Takeovers often are financed by selling a company's assets. But such a move could be illegal, under certain circumstances. According to court filings in the reorganization case and in another case filed by asbestos lawyers against Asarco in New York, Grupo Mexico engaged in the "fraudulent conveyance" of Asarco assets to finance its takeover and to limit future Asarco financial liabilities. Such allegations can be difficult to prove.
"It was a classic leveraged buyout carried out by the fraudulent conveyance of Asarco's assets, and they got SPCC almost for free," said Alan Rich, a Dallas lawyer representing asbestos claimants.

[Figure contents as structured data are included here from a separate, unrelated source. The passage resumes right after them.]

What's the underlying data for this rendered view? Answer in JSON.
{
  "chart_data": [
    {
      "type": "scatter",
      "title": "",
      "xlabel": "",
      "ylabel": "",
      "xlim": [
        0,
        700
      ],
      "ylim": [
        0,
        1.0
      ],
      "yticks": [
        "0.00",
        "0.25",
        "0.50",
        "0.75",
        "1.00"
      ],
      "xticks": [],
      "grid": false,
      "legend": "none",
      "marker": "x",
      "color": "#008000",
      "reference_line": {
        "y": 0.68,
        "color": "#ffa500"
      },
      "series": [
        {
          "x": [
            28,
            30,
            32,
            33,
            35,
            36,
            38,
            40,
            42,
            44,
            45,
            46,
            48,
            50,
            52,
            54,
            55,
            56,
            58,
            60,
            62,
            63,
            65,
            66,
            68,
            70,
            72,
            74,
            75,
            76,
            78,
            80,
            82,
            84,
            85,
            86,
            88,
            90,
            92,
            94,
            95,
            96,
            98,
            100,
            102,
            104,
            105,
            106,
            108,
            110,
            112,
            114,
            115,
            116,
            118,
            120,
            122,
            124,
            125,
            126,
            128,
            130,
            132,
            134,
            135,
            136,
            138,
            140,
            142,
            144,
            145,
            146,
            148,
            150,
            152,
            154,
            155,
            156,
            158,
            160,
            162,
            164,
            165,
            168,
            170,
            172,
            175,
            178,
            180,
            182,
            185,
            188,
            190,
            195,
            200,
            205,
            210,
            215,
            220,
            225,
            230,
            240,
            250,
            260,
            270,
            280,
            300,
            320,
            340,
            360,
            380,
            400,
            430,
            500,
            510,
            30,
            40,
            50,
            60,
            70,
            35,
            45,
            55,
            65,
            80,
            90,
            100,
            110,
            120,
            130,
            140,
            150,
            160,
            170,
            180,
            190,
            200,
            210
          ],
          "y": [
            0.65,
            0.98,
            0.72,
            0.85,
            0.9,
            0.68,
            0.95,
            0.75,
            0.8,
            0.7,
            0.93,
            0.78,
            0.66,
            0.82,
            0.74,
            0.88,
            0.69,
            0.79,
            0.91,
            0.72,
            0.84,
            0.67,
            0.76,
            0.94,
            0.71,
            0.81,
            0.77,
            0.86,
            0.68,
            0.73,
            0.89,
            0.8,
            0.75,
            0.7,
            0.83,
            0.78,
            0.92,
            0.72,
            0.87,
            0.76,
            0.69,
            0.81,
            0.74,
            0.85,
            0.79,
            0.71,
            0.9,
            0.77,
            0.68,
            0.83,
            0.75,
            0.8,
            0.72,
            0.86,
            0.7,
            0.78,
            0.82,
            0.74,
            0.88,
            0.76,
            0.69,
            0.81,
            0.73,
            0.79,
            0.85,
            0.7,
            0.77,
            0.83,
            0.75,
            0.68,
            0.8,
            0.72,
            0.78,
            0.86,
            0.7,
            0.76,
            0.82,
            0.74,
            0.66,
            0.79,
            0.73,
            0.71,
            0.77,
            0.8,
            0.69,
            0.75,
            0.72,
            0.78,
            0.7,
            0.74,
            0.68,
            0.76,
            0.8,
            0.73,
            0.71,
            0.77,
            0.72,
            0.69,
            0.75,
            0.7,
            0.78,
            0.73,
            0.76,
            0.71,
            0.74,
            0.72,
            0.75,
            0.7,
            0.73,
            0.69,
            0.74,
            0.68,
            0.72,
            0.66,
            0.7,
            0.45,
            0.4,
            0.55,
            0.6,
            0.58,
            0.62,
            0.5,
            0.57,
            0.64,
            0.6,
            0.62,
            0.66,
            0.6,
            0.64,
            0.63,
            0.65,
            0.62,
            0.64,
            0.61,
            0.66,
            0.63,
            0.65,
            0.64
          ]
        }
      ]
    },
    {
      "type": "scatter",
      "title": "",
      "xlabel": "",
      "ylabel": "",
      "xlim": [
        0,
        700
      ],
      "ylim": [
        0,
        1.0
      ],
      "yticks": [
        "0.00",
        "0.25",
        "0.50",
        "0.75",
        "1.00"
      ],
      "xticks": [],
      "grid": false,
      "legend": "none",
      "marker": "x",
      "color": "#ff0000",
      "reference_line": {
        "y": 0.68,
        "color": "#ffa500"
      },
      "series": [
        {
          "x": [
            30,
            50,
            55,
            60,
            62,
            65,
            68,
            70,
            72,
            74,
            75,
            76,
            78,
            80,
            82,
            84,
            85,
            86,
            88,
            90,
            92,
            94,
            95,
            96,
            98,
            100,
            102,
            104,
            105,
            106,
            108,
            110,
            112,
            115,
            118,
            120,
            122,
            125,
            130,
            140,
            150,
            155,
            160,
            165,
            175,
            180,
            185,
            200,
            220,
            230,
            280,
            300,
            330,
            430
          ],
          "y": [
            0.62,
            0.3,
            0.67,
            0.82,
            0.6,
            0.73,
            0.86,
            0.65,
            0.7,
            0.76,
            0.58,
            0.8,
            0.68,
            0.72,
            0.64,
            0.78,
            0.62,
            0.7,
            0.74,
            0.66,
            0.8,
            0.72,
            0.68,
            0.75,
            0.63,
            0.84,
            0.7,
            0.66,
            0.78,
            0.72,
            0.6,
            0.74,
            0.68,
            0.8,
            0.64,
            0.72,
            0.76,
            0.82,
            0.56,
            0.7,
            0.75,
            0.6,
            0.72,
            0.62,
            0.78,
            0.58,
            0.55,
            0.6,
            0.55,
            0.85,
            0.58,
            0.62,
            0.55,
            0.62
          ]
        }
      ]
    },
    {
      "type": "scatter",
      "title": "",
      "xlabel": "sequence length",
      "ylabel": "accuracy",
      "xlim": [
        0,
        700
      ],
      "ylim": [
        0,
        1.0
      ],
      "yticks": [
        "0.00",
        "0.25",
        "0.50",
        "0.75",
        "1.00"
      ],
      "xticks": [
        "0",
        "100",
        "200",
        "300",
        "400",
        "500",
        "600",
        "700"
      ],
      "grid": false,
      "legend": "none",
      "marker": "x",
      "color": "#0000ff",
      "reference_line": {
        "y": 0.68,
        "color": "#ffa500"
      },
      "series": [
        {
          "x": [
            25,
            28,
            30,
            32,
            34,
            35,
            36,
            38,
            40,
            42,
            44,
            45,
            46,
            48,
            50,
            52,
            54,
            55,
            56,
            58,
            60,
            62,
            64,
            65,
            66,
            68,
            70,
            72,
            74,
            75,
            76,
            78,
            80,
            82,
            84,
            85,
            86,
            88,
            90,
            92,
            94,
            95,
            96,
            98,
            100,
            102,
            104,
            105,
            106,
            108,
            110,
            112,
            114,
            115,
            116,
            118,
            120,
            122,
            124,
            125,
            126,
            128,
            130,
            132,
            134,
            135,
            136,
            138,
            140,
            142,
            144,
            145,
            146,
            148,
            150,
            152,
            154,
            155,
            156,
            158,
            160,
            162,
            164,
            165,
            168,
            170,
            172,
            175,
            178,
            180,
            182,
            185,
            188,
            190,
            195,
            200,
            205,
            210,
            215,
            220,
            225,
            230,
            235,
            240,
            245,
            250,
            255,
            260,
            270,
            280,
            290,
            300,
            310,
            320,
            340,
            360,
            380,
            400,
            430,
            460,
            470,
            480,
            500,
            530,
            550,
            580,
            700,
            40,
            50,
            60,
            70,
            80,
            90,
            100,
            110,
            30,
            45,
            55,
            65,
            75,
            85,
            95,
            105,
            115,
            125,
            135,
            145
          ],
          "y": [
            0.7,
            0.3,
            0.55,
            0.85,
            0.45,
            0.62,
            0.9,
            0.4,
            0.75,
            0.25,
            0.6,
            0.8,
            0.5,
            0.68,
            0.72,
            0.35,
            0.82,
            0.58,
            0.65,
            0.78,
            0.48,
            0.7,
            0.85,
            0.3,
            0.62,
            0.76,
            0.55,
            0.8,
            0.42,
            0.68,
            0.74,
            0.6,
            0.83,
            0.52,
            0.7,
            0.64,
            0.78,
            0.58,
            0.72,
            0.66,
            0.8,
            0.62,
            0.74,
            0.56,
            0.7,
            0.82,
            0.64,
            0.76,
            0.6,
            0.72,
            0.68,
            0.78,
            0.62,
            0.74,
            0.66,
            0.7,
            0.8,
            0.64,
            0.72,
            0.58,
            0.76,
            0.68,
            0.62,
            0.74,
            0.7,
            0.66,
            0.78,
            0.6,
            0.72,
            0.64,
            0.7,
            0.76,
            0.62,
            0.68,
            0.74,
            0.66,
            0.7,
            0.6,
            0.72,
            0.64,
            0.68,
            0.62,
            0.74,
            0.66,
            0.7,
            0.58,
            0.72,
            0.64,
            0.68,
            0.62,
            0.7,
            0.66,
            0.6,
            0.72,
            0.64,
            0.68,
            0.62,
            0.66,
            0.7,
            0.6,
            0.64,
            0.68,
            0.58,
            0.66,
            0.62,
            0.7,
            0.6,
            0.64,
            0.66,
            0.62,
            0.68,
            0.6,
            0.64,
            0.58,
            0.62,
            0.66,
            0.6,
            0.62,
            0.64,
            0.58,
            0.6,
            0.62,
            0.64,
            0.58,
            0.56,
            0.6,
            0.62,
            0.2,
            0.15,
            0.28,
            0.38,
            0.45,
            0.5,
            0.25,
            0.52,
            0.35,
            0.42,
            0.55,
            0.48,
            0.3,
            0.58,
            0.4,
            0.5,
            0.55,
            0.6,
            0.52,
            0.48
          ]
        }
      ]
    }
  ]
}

Grupo Mexico initially sought to purchase the Peruvian mines for $640 million in the summer of 2002, a price tag asbestos lawyers insist was outrageously low. EPA and Justice Department lawyers, in a step believed unprecedented, secured a temporary restraining order in federal court to block the sale.
EPA grew increasingly anxious about whether Asarco would be able to fulfill its written assurances to clean up its Superfund sites after the company sold its chemicals and aggregate divisions.
Asarco had approached EPA about a "global settlement" covering its environmental liabilities. With the temporary restraining order in place, government and Asarco lawyers intensified settlement negotiations.
In early 2003 they reached an agreement allowing Grupo Mexico to take control of the Peruvian mines for $765 million, $125 million more than the original purchase price. Grupo Mexico also agreed to fund a $100 million trust dedicated to cleanups at Asarco's mining and smelting sites. EPA and the Justice Department agreed not to pursue any enforcement actions against Asarco for three years.
"EPA and the Justice Department took a pittance to roll over and go away," said Tate, the San Antonio asbestos claims lawyer.
In agreeing to the settlement, EPA officials said the $100 million trust was better than nothing, considering Asarco was in financial turmoil.
"The United States believed at the time and continues to believe that the settlement was in the best interest of maximizing environmental cleanups," said Cynthia Magnuson, a Justice Department spokeswoman.
The environmental trust fund could become part of the reorganization proceedings.